Patients are more satisfied than they expected after joint arthroplasty

Published online: Feb 27 2008

Roy Brokelman, Corne van Loon, Job van Susante, Albert van Kampen, Rene Veth

From Rijnstate Hospital, Arnhem, The Netherlands and University Medical Centre Nijmegen, The Netherlands


The aim of this study was to compare the preoperative patients' expectations with their postoperative satisfaction after arthroplasties of the hip and knee, using a visual analogue scale. The comparison was made in a group of 44 patients after 44 primary knee and hip joint arthroplasties. A visual analogue scale (VAS) was used for the assessment of expectation and satisfaction. The mean preoperative expectation VAS was 14.8 (SD : 14.3). The mean patient satisfaction at time of follow up was 13.0 (SD : 21.1). We found no agreement in the preoperative patient's expectation satisfaction versus postoperative satisfaction (p = 0.66).

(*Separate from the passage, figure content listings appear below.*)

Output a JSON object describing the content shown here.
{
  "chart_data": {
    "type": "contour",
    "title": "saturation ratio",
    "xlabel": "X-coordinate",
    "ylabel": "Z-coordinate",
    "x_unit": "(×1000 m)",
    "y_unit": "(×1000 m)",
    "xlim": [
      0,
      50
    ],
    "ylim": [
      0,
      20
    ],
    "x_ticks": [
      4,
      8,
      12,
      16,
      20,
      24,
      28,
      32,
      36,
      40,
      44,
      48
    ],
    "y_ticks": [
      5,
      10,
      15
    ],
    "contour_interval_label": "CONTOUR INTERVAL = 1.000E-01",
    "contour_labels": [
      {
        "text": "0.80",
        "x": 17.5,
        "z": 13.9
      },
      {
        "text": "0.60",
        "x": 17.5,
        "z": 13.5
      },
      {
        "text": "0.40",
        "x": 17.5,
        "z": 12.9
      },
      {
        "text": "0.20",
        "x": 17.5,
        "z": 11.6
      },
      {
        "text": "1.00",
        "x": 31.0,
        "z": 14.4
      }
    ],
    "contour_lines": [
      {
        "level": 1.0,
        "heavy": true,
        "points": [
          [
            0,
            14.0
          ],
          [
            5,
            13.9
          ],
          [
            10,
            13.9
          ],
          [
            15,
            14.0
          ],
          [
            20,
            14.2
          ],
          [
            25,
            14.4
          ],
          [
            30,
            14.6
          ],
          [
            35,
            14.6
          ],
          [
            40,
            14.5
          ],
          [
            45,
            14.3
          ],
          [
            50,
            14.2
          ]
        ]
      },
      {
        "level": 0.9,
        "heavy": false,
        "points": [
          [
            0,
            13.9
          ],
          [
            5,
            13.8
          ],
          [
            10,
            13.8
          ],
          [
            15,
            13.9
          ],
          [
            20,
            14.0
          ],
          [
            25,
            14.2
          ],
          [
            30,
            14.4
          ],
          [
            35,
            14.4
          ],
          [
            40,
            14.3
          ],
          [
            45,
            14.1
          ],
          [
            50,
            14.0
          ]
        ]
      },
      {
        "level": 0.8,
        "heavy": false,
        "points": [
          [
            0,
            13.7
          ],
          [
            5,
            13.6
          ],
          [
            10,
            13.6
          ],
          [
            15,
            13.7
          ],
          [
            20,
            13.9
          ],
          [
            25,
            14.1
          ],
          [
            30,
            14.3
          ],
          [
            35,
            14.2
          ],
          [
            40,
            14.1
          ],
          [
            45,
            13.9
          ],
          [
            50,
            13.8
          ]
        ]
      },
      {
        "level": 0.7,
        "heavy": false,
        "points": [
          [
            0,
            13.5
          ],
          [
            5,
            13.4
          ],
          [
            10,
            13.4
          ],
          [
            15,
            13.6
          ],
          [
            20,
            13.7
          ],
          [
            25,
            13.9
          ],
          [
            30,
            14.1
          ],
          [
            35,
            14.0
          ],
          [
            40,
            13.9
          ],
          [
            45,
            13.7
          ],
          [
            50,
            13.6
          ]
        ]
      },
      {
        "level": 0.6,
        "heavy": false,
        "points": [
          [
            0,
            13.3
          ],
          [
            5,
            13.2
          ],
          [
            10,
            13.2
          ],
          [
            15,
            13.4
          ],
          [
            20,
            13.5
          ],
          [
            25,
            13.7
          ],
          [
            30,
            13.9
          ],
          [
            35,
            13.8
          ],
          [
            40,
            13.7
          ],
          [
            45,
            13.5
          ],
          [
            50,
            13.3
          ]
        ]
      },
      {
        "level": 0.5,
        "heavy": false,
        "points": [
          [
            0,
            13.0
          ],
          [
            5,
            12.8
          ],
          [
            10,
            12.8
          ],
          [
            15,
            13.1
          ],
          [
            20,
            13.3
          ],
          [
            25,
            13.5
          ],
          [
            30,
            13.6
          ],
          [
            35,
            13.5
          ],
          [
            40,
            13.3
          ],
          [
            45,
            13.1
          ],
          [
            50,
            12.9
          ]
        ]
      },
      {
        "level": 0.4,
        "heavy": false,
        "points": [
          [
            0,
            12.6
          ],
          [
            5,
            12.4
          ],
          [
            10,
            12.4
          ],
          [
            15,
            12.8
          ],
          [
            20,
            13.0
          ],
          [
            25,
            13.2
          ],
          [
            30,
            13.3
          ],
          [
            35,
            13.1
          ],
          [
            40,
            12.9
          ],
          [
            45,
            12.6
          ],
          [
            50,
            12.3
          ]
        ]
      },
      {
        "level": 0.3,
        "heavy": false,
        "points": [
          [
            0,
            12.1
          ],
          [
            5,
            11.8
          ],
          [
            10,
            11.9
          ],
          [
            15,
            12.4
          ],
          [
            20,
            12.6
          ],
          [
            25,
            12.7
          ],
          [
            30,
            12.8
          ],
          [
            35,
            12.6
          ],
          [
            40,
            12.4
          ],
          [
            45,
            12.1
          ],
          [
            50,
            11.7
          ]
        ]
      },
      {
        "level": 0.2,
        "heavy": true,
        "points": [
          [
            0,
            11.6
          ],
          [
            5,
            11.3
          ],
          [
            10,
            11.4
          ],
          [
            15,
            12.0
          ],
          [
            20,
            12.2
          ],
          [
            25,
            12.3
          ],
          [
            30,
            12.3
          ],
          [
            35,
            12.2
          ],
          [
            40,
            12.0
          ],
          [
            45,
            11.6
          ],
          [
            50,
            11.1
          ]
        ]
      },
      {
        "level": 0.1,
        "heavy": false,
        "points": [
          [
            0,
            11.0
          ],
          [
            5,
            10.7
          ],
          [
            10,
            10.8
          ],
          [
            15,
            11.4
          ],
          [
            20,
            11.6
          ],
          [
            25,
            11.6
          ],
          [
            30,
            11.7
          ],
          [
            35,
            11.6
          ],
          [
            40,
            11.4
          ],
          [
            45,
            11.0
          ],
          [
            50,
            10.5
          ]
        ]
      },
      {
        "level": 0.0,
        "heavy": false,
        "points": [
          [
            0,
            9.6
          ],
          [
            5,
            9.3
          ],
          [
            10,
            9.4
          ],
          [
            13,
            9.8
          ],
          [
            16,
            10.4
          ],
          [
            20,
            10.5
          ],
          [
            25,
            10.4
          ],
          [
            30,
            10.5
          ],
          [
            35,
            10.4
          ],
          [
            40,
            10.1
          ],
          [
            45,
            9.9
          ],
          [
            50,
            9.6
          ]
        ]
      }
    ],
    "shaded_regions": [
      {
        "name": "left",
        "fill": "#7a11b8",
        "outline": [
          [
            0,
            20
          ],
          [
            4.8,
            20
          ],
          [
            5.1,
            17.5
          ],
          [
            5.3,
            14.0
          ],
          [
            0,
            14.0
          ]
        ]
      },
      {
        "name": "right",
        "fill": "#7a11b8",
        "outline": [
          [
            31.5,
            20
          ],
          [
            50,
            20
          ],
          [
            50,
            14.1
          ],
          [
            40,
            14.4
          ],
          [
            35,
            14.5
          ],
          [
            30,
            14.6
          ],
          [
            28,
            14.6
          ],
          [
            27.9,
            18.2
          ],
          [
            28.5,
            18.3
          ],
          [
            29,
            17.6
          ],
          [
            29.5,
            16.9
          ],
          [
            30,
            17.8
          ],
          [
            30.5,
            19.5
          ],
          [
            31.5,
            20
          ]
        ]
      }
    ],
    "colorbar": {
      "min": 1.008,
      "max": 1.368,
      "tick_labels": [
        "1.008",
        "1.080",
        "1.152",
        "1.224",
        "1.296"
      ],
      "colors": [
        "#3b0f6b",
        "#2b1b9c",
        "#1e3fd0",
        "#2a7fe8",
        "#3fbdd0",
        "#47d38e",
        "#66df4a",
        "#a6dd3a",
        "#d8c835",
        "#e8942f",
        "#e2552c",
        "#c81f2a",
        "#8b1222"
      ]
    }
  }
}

Moreover in our study, the patients expected to be less satisfied than they actually were at follow-up, which is shown with the Bland and Altman method. It appears that patients are not capable of predicting the outcome of the joint arthroplasty, which could be influenced by negative preoperative information on complications and risks. Pain and functional disability are probably the most important factors for the patients' satisfaction after arthroplasty surgery.